Anyway a very pretty little fish!
Jellyfish.
Yep, I have gone all arty. Beautiful things!
Check these shots out – look at those tentacles.
Beautiful, but very deadly – bit like Nature’s Lady Boy.
Amy’s birthday party is very soon.
Do you think after the cake when I ask “who wants jelly?” and plop this lot on the plate the kids will still be happy?
These were just scary and beautiful.
Looks like Amy’s hair after a long session at Polliwogs or on the scooter!
The the most amazing thing is this below – it’s called ‘open ocean’.
It is a single tank that is about 180ft long and about the same deep. It is just incredible. 1,000’s of fish, sharks, manta rays, sting rays – truly amazing. I have NEVER experienced anything like this, as near as damn it to being in the open ocean in real life. You HAVE to come see this.
1,000’s of people sitting staring, chatting, silent, in awe…
I fell in love with these shrimps or prawns – what ever. Just amazing colours.
I was very tempted to get my prawn fish rod out and fire up the BBQ – yummy!
Eh was that me or did Mary just write the last sentence.

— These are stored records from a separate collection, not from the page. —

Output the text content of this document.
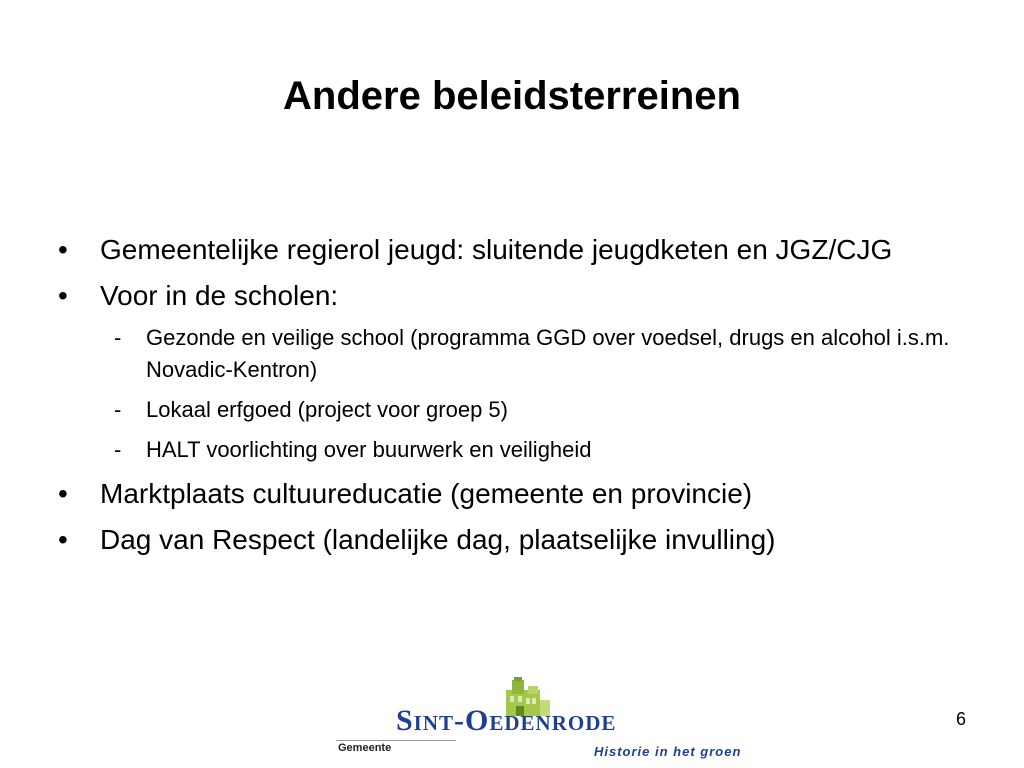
Andere beleidsterreinen
•	Gemeentelijke regierol jeugd: sluitende jeugdketen en JGZ/CJG
•	Voor in de scholen:
- Gezonde en veilige school (programma GGD over voedsel, drugs en alcohol i.s.m. Novadic-Kentron)
- Lokaal erfgoed (project voor groep 5)
- HALT voorlichting over buurwerk en veiligheid
•	Marktplaats cultuureducatie (gemeente en provincie)
•	Dag van Respect (landelijke dag, plaatselijke invulling)
Sint-Oedenrode
Gemeente	Historie in het groen
6
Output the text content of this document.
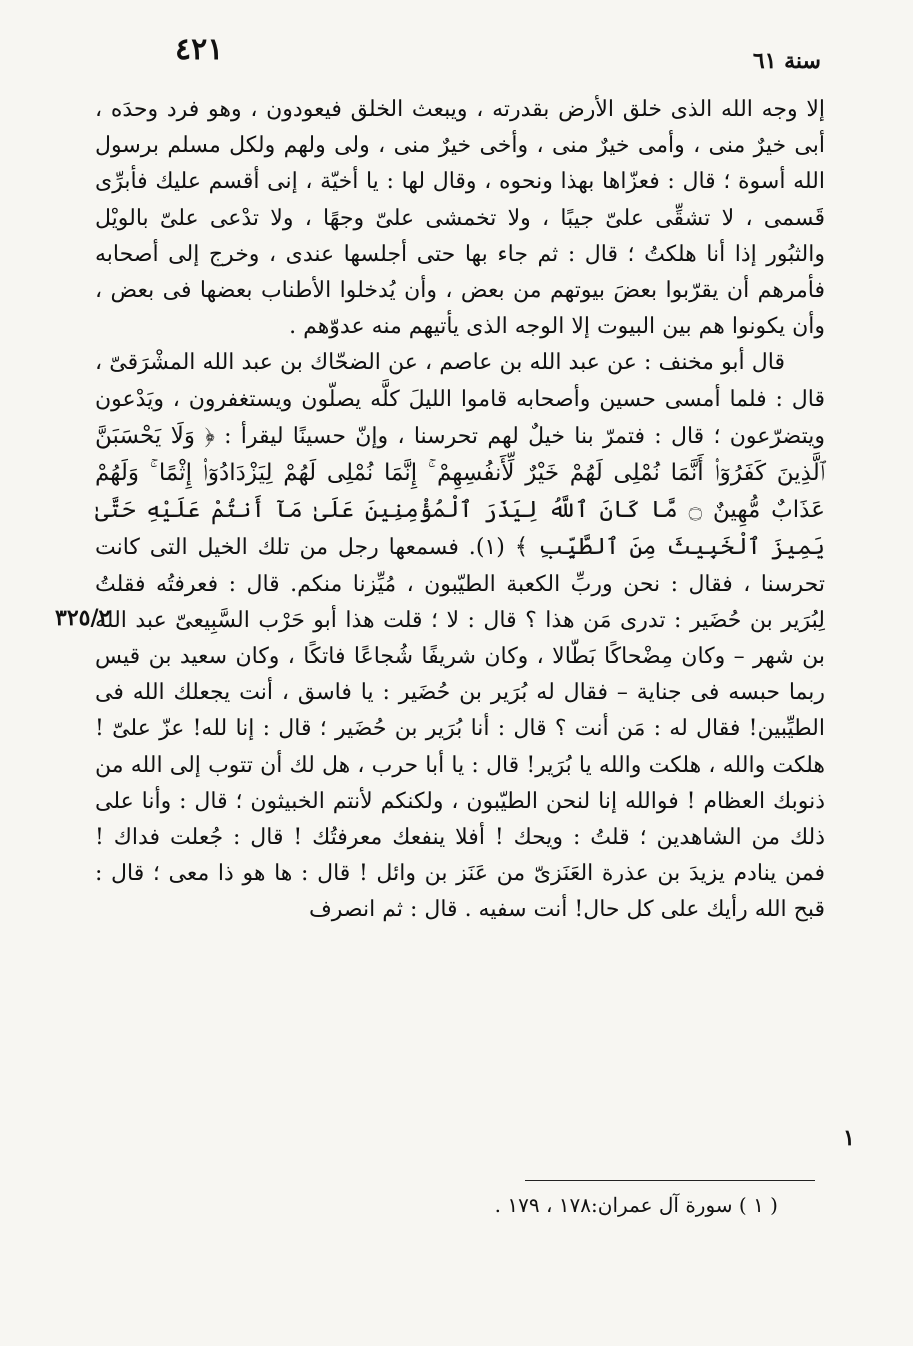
٤٢١	سنة ٦١

إلا وجه الله الذى خلق الأرض بقدرته ، ويبعث الخلق فيعودون ، وهو فرد وحدَه ، أبى خيرٌ منى ، وأمى خيرٌ منى ، وأخى خيرٌ منى ، ولى ولهم ولكل مسلم برسول الله أسوة ؛ قال : فعزّاها بهذا ونحوه ، وقال لها : يا أخيّة ، إنى أقسم عليك فأبرِّى قَسمى ، لا تشقِّى علىّ جيبًا ، ولا تخمشى علىّ وجهًا ، ولا تدْعى علىّ بالويْل والثبُور إذا أنا هلكتُ ؛ قال : ثم جاء بها حتى أجلسها عندى ، وخرج إلى أصحابه فأمرهم أن يقرّبوا بعضَ بيوتهم من بعض ، وأن يُدخلوا الأطناب بعضها فى بعض ، وأن يكونوا هم بين البيوت إلا الوجه الذى يأتيهم منه عدوّهم .

قال أبو مخنف : عن عبد الله بن عاصم ، عن الضحّاك بن عبد الله المشْرَقىّ ، قال : فلما أمسى حسين وأصحابه قاموا الليلَ كلَّه يصلّون ويستغفرون ، ويَدْعون ويتضرّعون ؛ قال : فتمرّ بنا خيلٌ لهم تحرسنا ، وإنّ حسينًا ليقرأ : ﴿ وَلَا يَحْسَبَنَّ ٱلَّذِينَ كَفَرُوٓا۟ أَنَّمَا نُمْلِى لَهُمْ خَيْرٌ لِّأَنفُسِهِمْ ۚ إِنَّمَا نُمْلِى لَهُمْ لِيَزْدَادُوٓا۟ إِثْمًا ۚ وَلَهُمْ عَذَابٌ مُّهِينٌ ۝ مَّا كَانَ ٱللَّهُ لِيَذَرَ ٱلْمُؤْمِنِينَ عَلَىٰ مَآ أَنتُمْ عَلَيْهِ حَتَّىٰ يَمِيزَ ٱلْخَبِيثَ مِنَ ٱلطَّيِّبِ ﴾ (١). فسمعها رجل من تلك الخيل التى كانت تحرسنا ، فقال : نحن وربِّ الكعبة الطيّبون ، مُيِّزنا منكم. قال : فعرفتُه فقلتُ لِبُرَير بن حُضَير : تدرى مَن هذا ؟ قال : لا ؛ قلت هذا أبو حَرْب السَّبِيعىّ عبد الله بن شهر – وكان مِضْحاكًا بَطّالا ، وكان شريفًا شُجاعًا فاتكًا ، وكان سعيد بن قيس ربما حبسه فى جناية – فقال له بُرَير بن حُضَير : يا فاسق ، أنت يجعلك الله فى الطيِّبين! فقال له : مَن أنت ؟ قال : أنا بُرَير بن حُضَير ؛ قال : إنا لله! عزّ علىّ ! هلكت والله ، هلكت والله يا بُرَير! قال : يا أبا حرب ، هل لك أن تتوب إلى الله من ذنوبك العظام ! فوالله إنا لنحن الطيّبون ، ولكنكم لأنتم الخبيثون ؛ قال : وأنا على ذلك من الشاهدين ؛ قلتُ : ويحك ! أفلا ينفعك معرفتُك ! قال : جُعلت فداك ! فمن ينادم يزيدَ بن عذرة العَنَزىّ من عَنَز بن وائل ! قال : ها هو ذا معى ؛ قال : قبح الله رأيك على كل حال! أنت سفيه . قال : ثم انصرف

٣٢٥/٢
١
( ١ ) سورة آل عمران:١٧٨ ، ١٧٩ .
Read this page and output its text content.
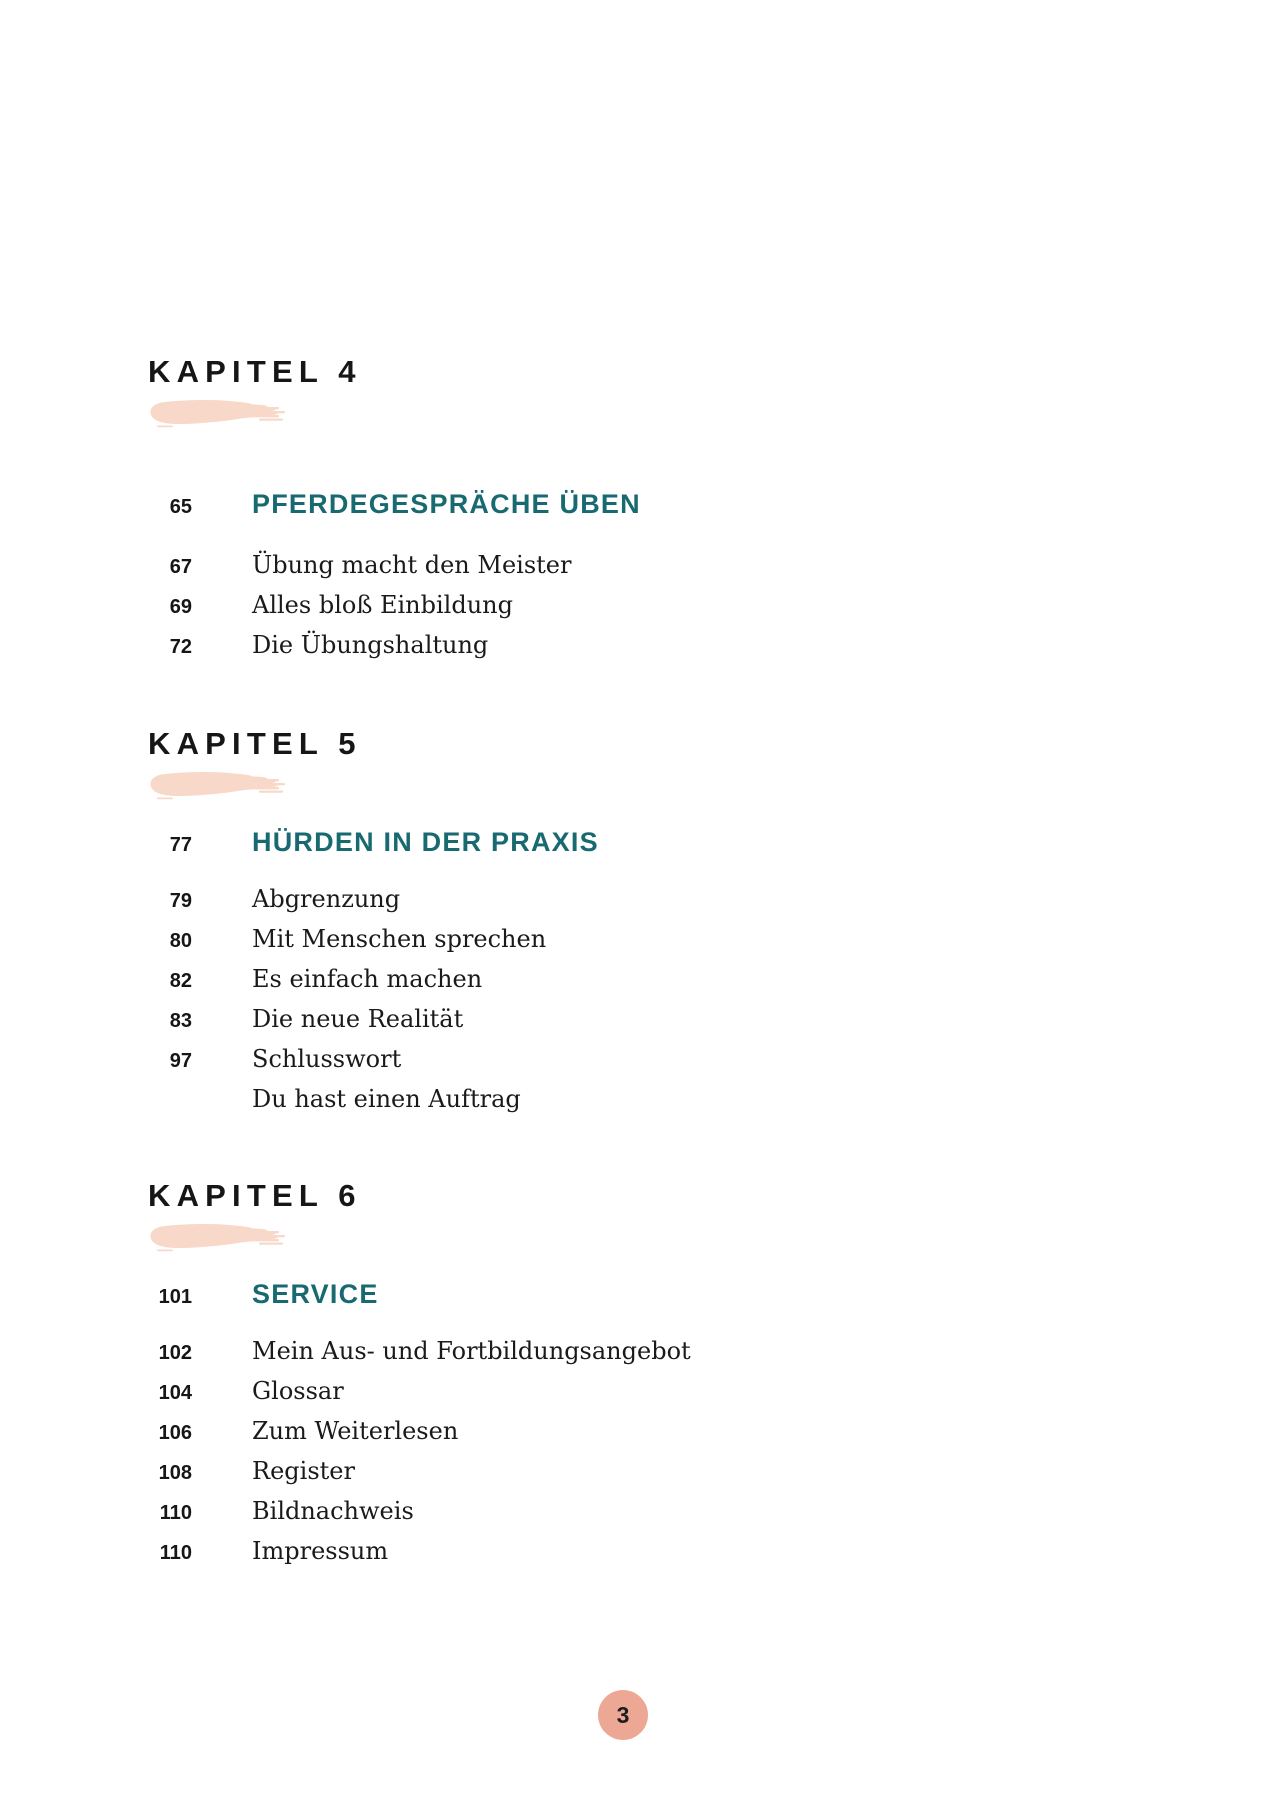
KAPITEL 4
65 PFERDEGESPRÄCHE ÜBEN
67	Übung macht den Meister
69	Alles bloß Einbildung
72	Die Übungshaltung
KAPITEL 5
77 HÜRDEN IN DER PRAXIS
79	Abgrenzung
80	Mit Menschen sprechen
82	Es einfach machen
83	Die neue Realität
97	Schlusswort
Du hast einen Auftrag
KAPITEL 6
101 SERVICE
102	Mein Aus- und Fortbildungsangebot
104	Glossar
106	Zum Weiterlesen
108	Register
110	Bildnachweis
110	Impressum
3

More colours, many more colours – again though some of the lustre has been lost through the glass and on “film” – but you get the idea.
I love these – Uni – damn food again!
Beautiful sea urchins.
I love the shot below as two little bubbles of air have made ‘eyes’ and clearly there is the little nose. Is it just me or does it look like a punk rocker hamster.
To see the moray eels you could get down on all fours and crawl in to a dome in the tank. Look real closely and you’ll see Amy and Ollie in there – can you…?
OK I’ll zoom in a little – can you now?
I call this one the Mick Jagger Fish.
Check them lips.
What was that song by the Stones..? “You can’t always get what you want…”.
In this fishes case – that would be lipstick!
Check these big boys out – the eels.
Moray and Murray.
Nearly finished – we just walked through the tube you can see and came out to again a monster tank full of sharks. The inside view of what we saw outside much much earlier.
I can almost hear the cello – dun, dun, dun, dun, dun…
If you think the sharks are scary – we went for dinner at a SUPERB restaurant – Putien. Delicious Putian food from Fujian region of China. It was just delicious. But nothing re that here.
A dare was set in motion.
A dare that any “normal” 11 year old would have winced and run away from.
Step up Ollie Kennett.
Note the bowl of fiery red chilli sauce – branded Mum’s Chilli Sauce.
Seriously this stuff would strip paint.
To the bet.
“Ollie I dare you to take that spoon above, fill it with chilli sauce and eat it – eat it NEAT” – oh yeah and this was before any drinks had arrived.
Yes can you tell – food amazing, service lacked a little and we got bored waiting!
KAPOW – in she goes. Mum’s Chilli Sauce is not match for my boy.
Woo Hoo go Ollie.
And go he did, as later he was on the loo for about 30 minutes – ha ha!
Final snaps of the next day morning – and again two of each to compensate for driver swops.
Here they are in some battered, bashed up, very old jalopy – no not me, the bloody lorry you cheeky things! This on top os Sentosa island and Imbiah Point.
And time to say good bye from this weekends fun and frolics.
I say rickshaw driver, Tanjong Rhu please and don’t spare the horses!!!